Here is the TikTok, although it appears to be taken from a thread on Reddit. (I don't actually subscribe to this channel, it came up on my For You Page.)
Yes, Alexander Graham Bell was a eugenicist specifically opposed to deaf people marrying each other (Perhaps a typo in your question?).
He was the chairman of the board of the Eugenics Record Office, served on the Eugenics Committee of the American Breeding Association, was the honorary president of the Second International Eugenics Congress, etc. ^1
In 1883, Bell published a paper called Memoir Upon the Formation of a Deaf Variety of the Human Race. By counting the number of shared last names at schools for the deaf, he determined that congenital deafness must be hereditary, and thus anyone born deaf should not marry anyone else born deaf. He thought that intermarriage would cause the number of deaf people to increase exponentially from generation, and how else did deaf people meet, socialize, and marry than at deaf schools using sign language? So he was an early proponent of mainstreaming as well - don't let the deaf kids near each other, and you won't have deaf marriages. Greenwald has written extensively about Bell's eugenicism; his article on "Upon the Formation" (with Van Cleve) is a very good one. ^2, ^3
So yes, he also wanted to ban sign language, because it gave deaf people a way to be insular and have those deaf kids he was so terrified of. He is known to have known ASL to some degree (probably not fluently), and as a Scotsman in the US he also used the two-handed British alphabet at times, particularly with his deaf mother. But Alexander Graham Bell's name is synonymous with oralism in the United States, and the AG Bell Association for the Deaf is the largest organization for oralism in the world. (They call it "listening and spoken language.") This is because Bell's father invented a method of teaching lipreading called Visible Speech, and Bell used that and his own methods to encourage parents to ignore sign language and use oralism exclusively. ^4
As for how common these views were about deaf people - most of the time, deaf people have been viewed by hearing people as objects of pity, in need of help and "fixing." Deaf people have historically felt they don't need to be fixed, so that is a source of conflict. Virdi's book Hearing Happiness delves into the many, many ways hearing people have tried to "fix" deafness over the years. In terms of how common were the eugenics aspects of Bell's work, I am unfortunately not familiar enough with eugenics in the United States to answer that question. My instinct is that it was primarily a movement aimed at introducing sterilization laws (see the Supreme Court case Buck v Bell [no relation to AGB] for more) and was not necessarily something adopted by most Americans.

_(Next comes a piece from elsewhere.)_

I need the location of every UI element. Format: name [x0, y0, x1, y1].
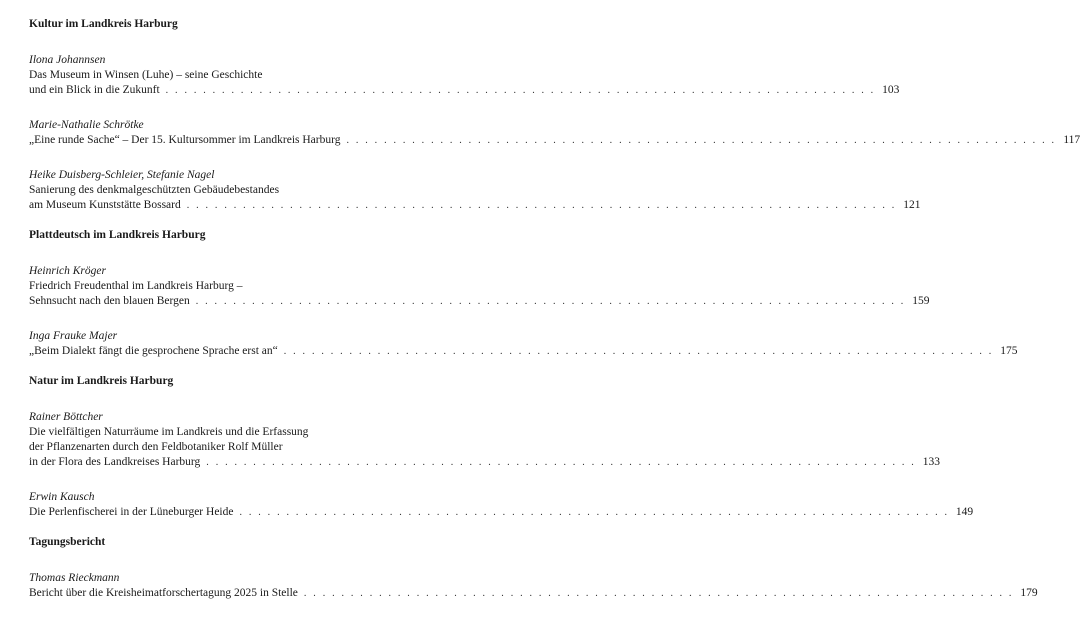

Today the impact of Bell's eugenics and oralism is still felt in the deaf community. While this is not exactly the purview of /r/AskHistorians or part of your question, it's worth learning about why he is the "boogeyman of the deaf." Booth has written a book called The Invention of Miracles: Language, Power and Alexander Graham Bell’s Quest to end Deafness; if you're not up for reading a whole book on the subject, she has written this article on the topic, as well.